Deep learning-based segmentation of genito-pelvic structures in MRI and CT is crucial for applications such as radiation therapy, surgical planning, and disease diagnosis. However, existing segmentation models often struggle with generalizability across imaging modalities, and anatomical variations. In this work, we propose RoMedFormer, a rotary-embedding transformer-based foundation model designed for 3D female genito-pelvic structure segmentation in both MRI and CT. RoMedFormer leverages self-supervised learning and rotary positional embeddings to enhance spatial feature representation and capture long-range dependencies in 3D medical data. We pre-train our model using a diverse dataset of 3D MRI and CT scans and fine-tune it for downstream segmentation tasks. Experimental results demonstrate that RoMedFormer achieves superior performance segmenting genito-pelvic organs.
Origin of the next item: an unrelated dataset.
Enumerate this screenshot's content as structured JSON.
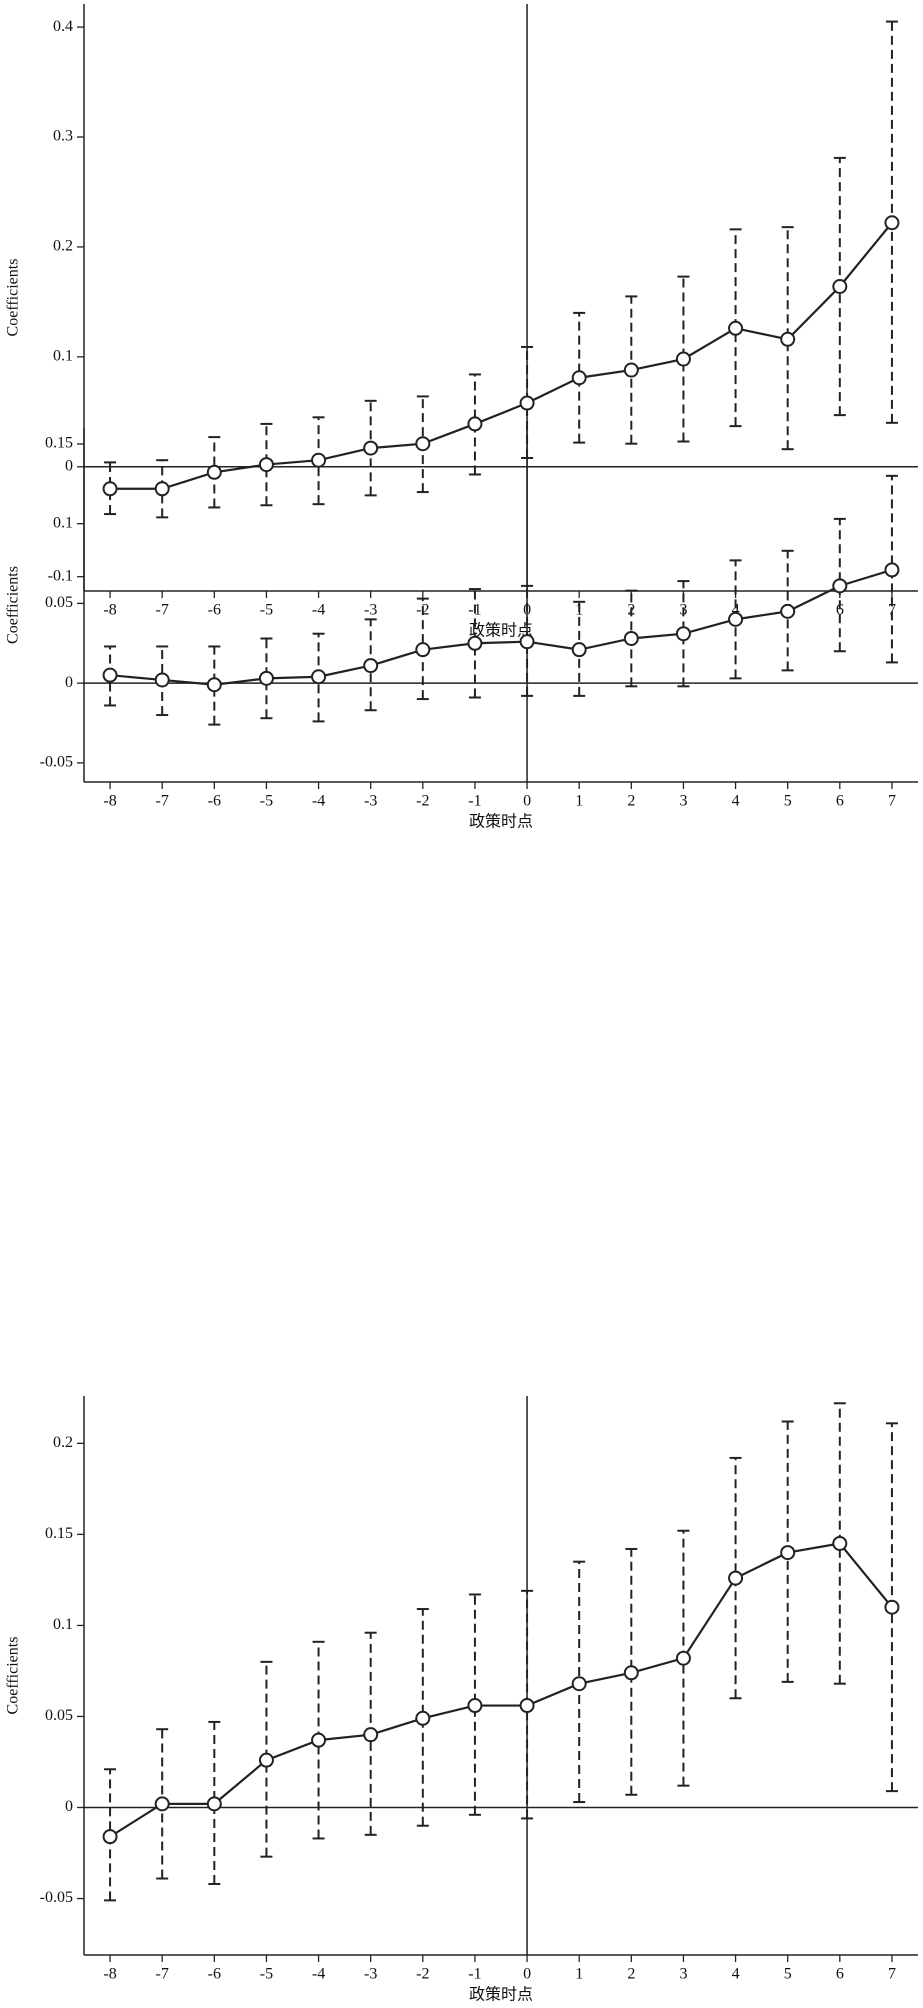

Our findings highlight the potential of transformer-based architectures in medical image segmentation and pave the way for more transferable segmentation frameworks.

Paper Structure

This paper contains 13 sections, 3 figures, 1 table.

Figures (3)

  • Figure 1: Overview of the Multi-Stage Learning Strategy for Genito-Pelvic Structure Segmentation. The model undergoes three progressive training stages: (1) Self-supervised pretraining, where it learns general anatomical representations from large-scale CT datasets using masked image modeling; (2) Supervised fine-tuning, leveraging annotated CT dataset such as TotalSegmentator and cross-modality CT-MRI dataset AMOS22 to refine segmentation accuracy across multiple organ systems; and (3) Task-specific fine-tuning, where the model is further adapted to genito-pelvic segmentation using a dedicated dataset. Weight transfer between stages enables efficient feature learning and adaptation.
  • Figure 2: Overview of our segmentation model design.
  • Figure 3: Visualizations of segmentation results on GYN. Column 1 and 2 shows model segmentations on MRI images and column 3 and 4 shows segmentations on CT. Dark Blue: Bulboclitoris. Light Blue: Genitals. Orange: Left Neurovascular Bundle (Internal Pudendal). Green: Right Neurovascular Bundle (Internal Pudendal). Light Green: Urethra. Red: Paraurethral Gland. Pink: Left Ovary. Light Pink: Right Ovary. Purple: Left Neurovascular Bundle (Inferior Hypogastric). Brown: Right Neurovascular Bundle (Inferior Hypogastric).